Thai prime minister meets anti-government protest leaders in nationally televised talks

By Jocelyn Gecker, AP
Sunday, March 28, 2010

Live on TV: Thai PM vs. anti-government protesters

BANGKOK — Thailand’s prime minister met his political opponents on live television Sunday to try to defuse a crisis that has produced huge demonstrations and sent him fleeing to live at an army base, but the protest leaders said new elections are the only answer.

Viewers across the nation watched three men in red and three in blue — the “Red Shirt” protest leaders, Prime Minister Abhisit Vejjajva and two advisers — shake hands with strained smiles across a conference table before reiterating their sharply different stances. More talks were set for Monday, but Sunday’s three-hour meeting offered little reason to believe any agreement could be reached.

“Our request is simple and direct. We would like Parliament dissolved to return power to the people, so they can make their decision,” said Veera Muksikapong, one of the protest leaders.

Abhisit has repeatedly rejected the protesters’ demands that he dissolve Parliament, arguing that calling new elections will not fix Thailand’s deep political problems.

“The wound in this country cannot be healed by dissolving Parliament,” Abhisit said. “I have to make a decision based on a consensus from the entire country, including the Red Shirts.”

“If I dissolve Parliament, what color shirts will spring up next?” he asked.

The talks were a relatively calm moment after more than two weeks of protests that have drawn more than 100,000 people to peaceful but increasingly confrontational rallies against a government that demonstrators consider illegitimate. The protests have raised concerns of violence and prompted travel warnings from three dozen countries.

“Can we bring a pleasant atmosphere back to the country?” Vejjajva asked during the talks, which included tension, some laughter, a few jokes and a plea from the protesters to take a bathroom break after two hours.

Abhisit has been sleeping and working at an army base outside Bangkok since the protests started March 12. He had initially refused protesters’ demands for talks on live television but abruptly reversed course Sunday “to restore peace and minimize the chance of violence,” his office said. He met protest leaders at an academic institute in a Bangkok suburb.

The talks were broadcast on a giant screen at the main protest site, in the historic heart of Bangkok, where thousands of red-shirted protesters watched and waited for direction from their leaders.

“For now, we are not going to mobilize any more red shirts,” protest leader Jatuporn Prompan said as he exited the talks. “But we hope that tomorrow we get a clearer picture.”

Sunday’s talks gave the Red Shirt leaders new legitimacy but offered a face-saving situation for both sides, analysts said.

“The prime minister has defused the tension quite nicely,” said Somchai Pagapasvivat, political science professor at Bangkok’s Thammasat University.

“The meeting today and tomorrow won’t achieve anything concrete.
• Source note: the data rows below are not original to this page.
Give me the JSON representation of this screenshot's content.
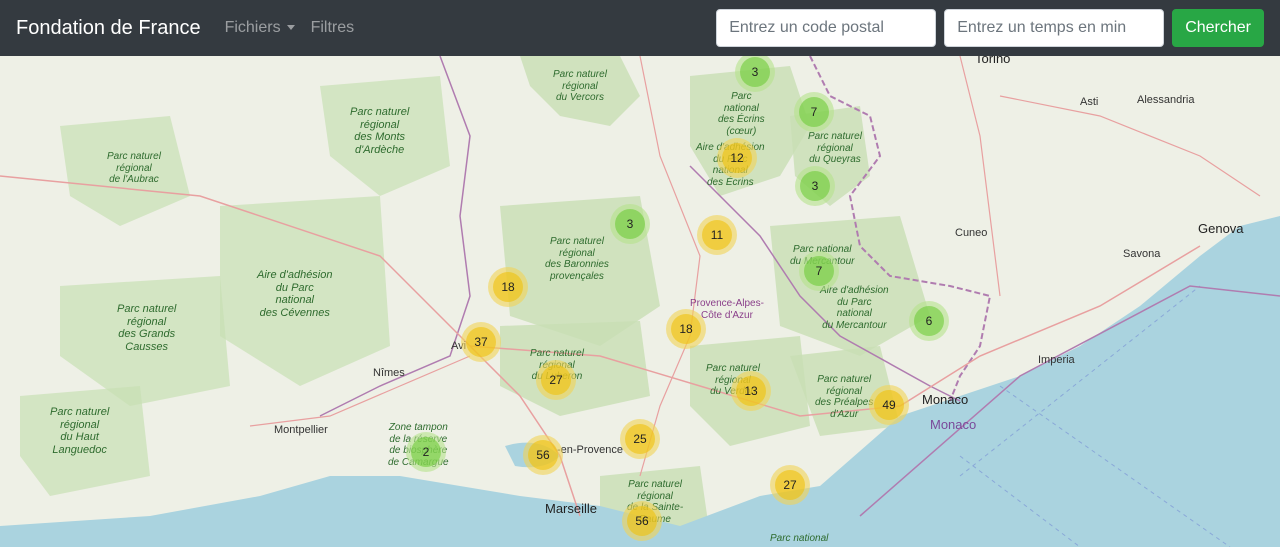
{
  "navbar": {
    "brand": "Fondation de France",
    "menu_files": "Fichiers",
    "menu_filters": "Filtres",
    "postal_placeholder": "Entrez un code postal",
    "time_placeholder": "Entrez un temps en min",
    "search_button": "Chercher",
    "colors": {
      "background": "#343a40",
      "button": "#28a745"
    }
  },
  "map": {
    "colors": {
      "sea": "#aad3df",
      "land": "#eef0e6",
      "park": "#c8dfb4",
      "border": "#b07cb0",
      "cluster_small": "#6ecc39",
      "cluster_medium": "#f0c20c"
    },
    "clusters": [
      {
        "count": "3",
        "size": "small"
      },
      {
        "count": "7",
        "size": "small"
      },
      {
        "count": "12",
        "size": "medium"
      },
      {
        "count": "3",
        "size": "small"
      },
      {
        "count": "3",
        "size": "small"
      },
      {
        "count": "11",
        "size": "medium"
      },
      {
        "count": "7",
        "size": "small"
      },
      {
        "count": "18",
        "size": "medium"
      },
      {
        "count": "18",
        "size": "medium"
      },
      {
        "count": "6",
        "size": "small"
      },
      {
        "count": "37",
        "size": "medium"
      },
      {
        "count": "27",
        "size": "medium"
      },
      {
        "count": "13",
        "size": "medium"
      },
      {
        "count": "49",
        "size": "medium"
      },
      {
        "count": "25",
        "size": "medium"
      },
      {
        "count": "2",
        "size": "small"
      },
      {
        "count": "56",
        "size": "medium"
      },
      {
        "count": "27",
        "size": "medium"
      },
      {
        "count": "56",
        "size": "medium"
      }
    ],
    "labels": {
      "torino": "Torino",
      "asti": "Asti",
      "alessandria": "Alessandria",
      "cuneo": "Cuneo",
      "genova": "Genova",
      "savona": "Savona",
      "imperia": "Imperia",
      "monaco_city": "Monaco",
      "monaco_country": "Monaco",
      "nimes": "Nîmes",
      "montpellier": "Montpellier",
      "avignon": "Avi",
      "aix": "-en-Provence",
      "marseille": "Marseille",
      "region": "Provence-Alpes-\nCôte d'Azur",
      "park_vercors": "Parc naturel\nrégional\ndu Vercors",
      "park_ecrins": "Parc\nnational\ndes Écrins\n(cœur)",
      "park_ecrins_adhesion": "Aire d'adhésion\ndu Parc\nnational\ndes Écrins",
      "park_queyras": "Parc naturel\nrégional\ndu Queyras",
      "park_ardeche": "Parc naturel\nrégional\ndes Monts\nd'Ardèche",
      "park_aubrac": "Parc naturel\nrégional\nde l'Aubrac",
      "park_baronnies": "Parc naturel\nrégional\ndes Baronnies\nprovençales",
      "park_cevennes": "Aire d'adhésion\ndu Parc\nnational\ndes Cévennes",
      "park_mercantour": "Parc national\ndu Mercantour",
      "park_mercantour_adhesion": "Aire d'adhésion\ndu Parc\nnational\ndu Mercantour",
      "park_grands_causses": "Parc naturel\nrégional\ndes Grands\nCausses",
      "park_luberon": "Parc naturel\nrégional\ndu Luberon",
      "park_verdon": "Parc naturel\nrégional\ndu Verdon",
      "park_prealpes": "Parc naturel\nrégional\ndes Préalpes\nd'Azur",
      "park_haut_languedoc": "Parc naturel\nrégional\ndu Haut\nLanguedoc",
      "park_camargue": "Zone tampon\nde la réserve\nde biosphère\nde Camargue",
      "park_sainte_baume": "Parc naturel\nrégional\nde la Sainte-\nBaume",
      "park_port_cros": "Parc national"
    }
  }
}
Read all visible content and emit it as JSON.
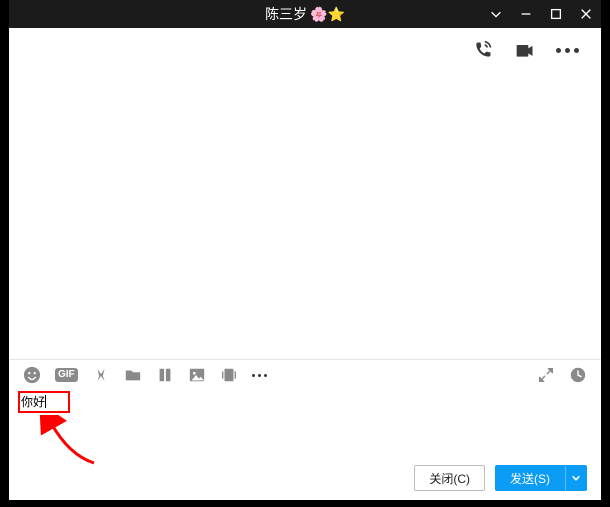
{
  "title": "陈三岁",
  "title_emojis": "🌸⭐",
  "input_value": "你好",
  "footer": {
    "close_label": "关闭(C)",
    "send_label": "发送(S)"
  },
  "toolbar": {
    "gif_label": "GIF"
  }
}
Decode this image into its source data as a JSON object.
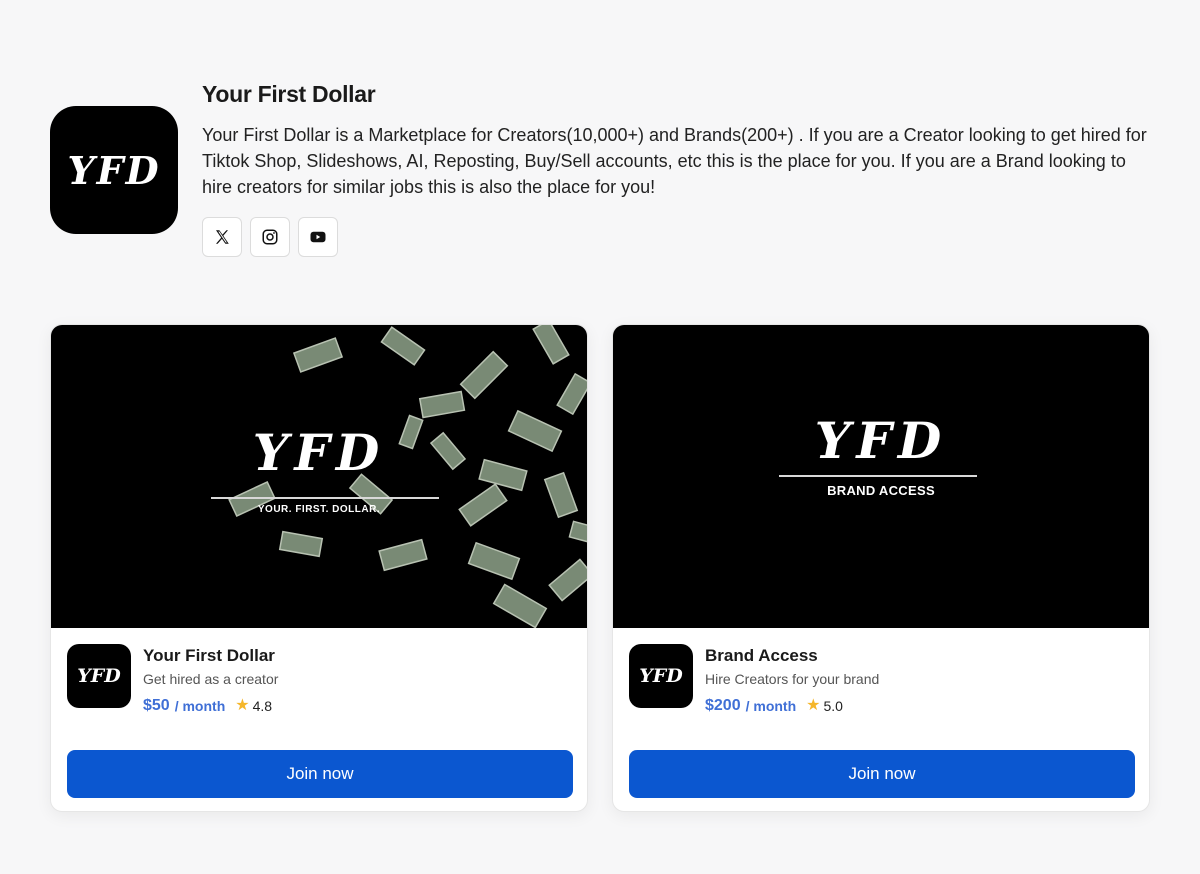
{
  "header": {
    "logo_text": "YFD",
    "title": "Your First Dollar",
    "description": "Your First Dollar is a Marketplace for Creators(10,000+) and Brands(200+) . If you are a Creator looking to get hired for Tiktok Shop, Slideshows, AI, Reposting, Buy/Sell accounts, etc this is the place for you. If you are a Brand looking to hire creators for similar jobs this is also the place for you!",
    "socials": [
      {
        "icon": "x-icon"
      },
      {
        "icon": "instagram-icon"
      },
      {
        "icon": "youtube-icon"
      }
    ]
  },
  "products": [
    {
      "banner": {
        "mono": "YFD",
        "sub": "YOUR. FIRST. DOLLAR."
      },
      "thumb_text": "YFD",
      "name": "Your First Dollar",
      "tagline": "Get hired as a creator",
      "price": "$50",
      "period": "/ month",
      "rating": "4.8",
      "cta": "Join now"
    },
    {
      "banner": {
        "mono": "YFD",
        "sub": "BRAND ACCESS"
      },
      "thumb_text": "YFD",
      "name": "Brand Access",
      "tagline": "Hire Creators for your brand",
      "price": "$200",
      "period": "/ month",
      "rating": "5.0",
      "cta": "Join now"
    }
  ],
  "colors": {
    "accent": "#0b57d0",
    "price": "#3f6fd6",
    "star": "#f5b62a",
    "background": "#f7f7f8"
  }
}
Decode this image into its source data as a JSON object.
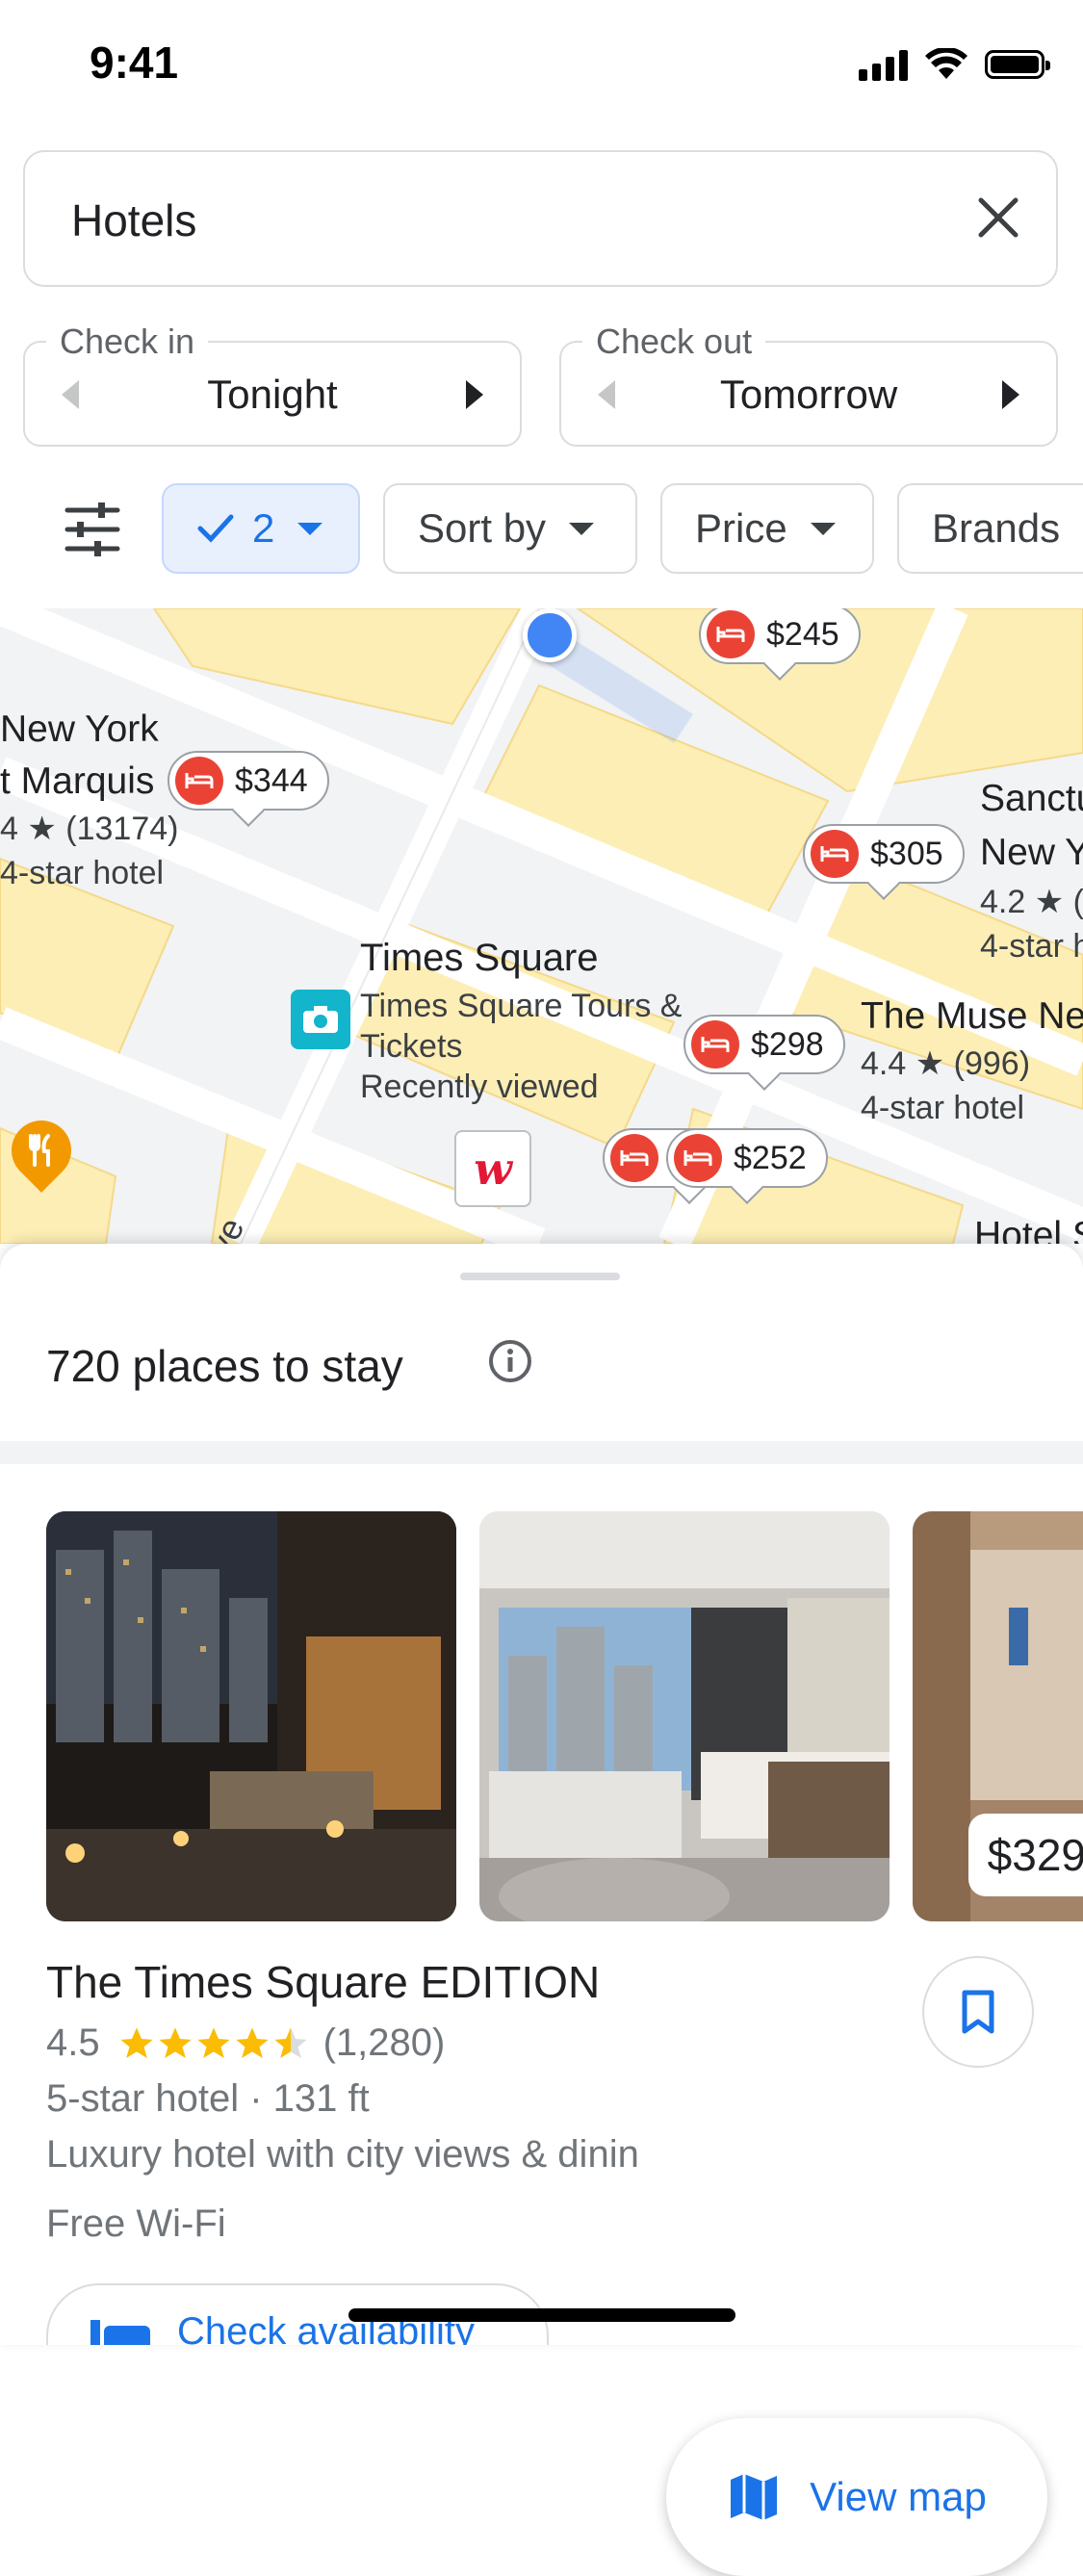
{
  "status_bar": {
    "time": "9:41"
  },
  "search": {
    "query": "Hotels"
  },
  "dates": {
    "check_in": {
      "label": "Check in",
      "value": "Tonight"
    },
    "check_out": {
      "label": "Check out",
      "value": "Tomorrow"
    }
  },
  "filters": {
    "guests": "2",
    "sort": "Sort by",
    "price": "Price",
    "brands": "Brands"
  },
  "map": {
    "places": [
      {
        "name_line1": "New York",
        "name_line2": "t Marquis",
        "rating": "4 ★ (13174)",
        "class": "4-star hotel"
      },
      {
        "name_line1": "Sanctu",
        "name_line2": "New Y",
        "rating": "4.2 ★ (",
        "class": "4-star h"
      },
      {
        "name_line1": "The Muse Ne",
        "rating": "4.4 ★ (996)",
        "class": "4-star hotel"
      },
      {
        "name_line1": "Hotel S"
      }
    ],
    "poi": {
      "title": "Times Square",
      "line1": "Times Square Tours &",
      "line2": "Tickets",
      "line3": "Recently viewed"
    },
    "street": "ve",
    "pins": [
      "$245",
      "$344",
      "$305",
      "$298",
      "$252"
    ]
  },
  "results": {
    "count_label": "720 places to stay",
    "hotel": {
      "name": "The Times Square EDITION",
      "rating": "4.5",
      "reviews": "(1,280)",
      "meta": "5-star hotel · 131 ft",
      "description": "Luxury hotel with city views & dinin",
      "amenity": "Free Wi-Fi",
      "photo_price": "$329"
    },
    "view_map_label": "View map",
    "check_availability_label": "Check availability"
  },
  "colors": {
    "accent": "#1a73e8",
    "hotel_pin": "#ea4335",
    "star": "#fbbc04",
    "map_building": "#fdeeb5"
  },
  "icons": [
    "close-icon",
    "tune-icon",
    "check-icon",
    "info-icon",
    "bookmark-icon",
    "map-icon",
    "hotel-bed-icon",
    "camera-icon",
    "restaurant-icon",
    "walgreens-logo",
    "calendar-bed-icon"
  ]
}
But it’s a truce. It’s a temporary win-win situation for both sides,” he said. “There’s no exit now, but in the future it will depend on who can garner more support.”

Thailand’s political crisis started in 2006 when protesters wearing yellow shirts demanded the ouster of then-Prime Minister Thaksin Shinawatra, whom they accused of corruption. Thaksin was toppled later that year by a military coup.

Four years later, Thaksin remains at the center of Thailand’s political conflict. He has helped orchestrate the Red Shirt protests from Dubai and other locations since fleeing a corruption conviction in 2008.

The Red Shirt movement — known formally as the United Front for Democracy Against Dictatorship — consists largely of Thaksin supporters from the country’s poor, rural heartland and pro-democracy activists who opposed the army takeover.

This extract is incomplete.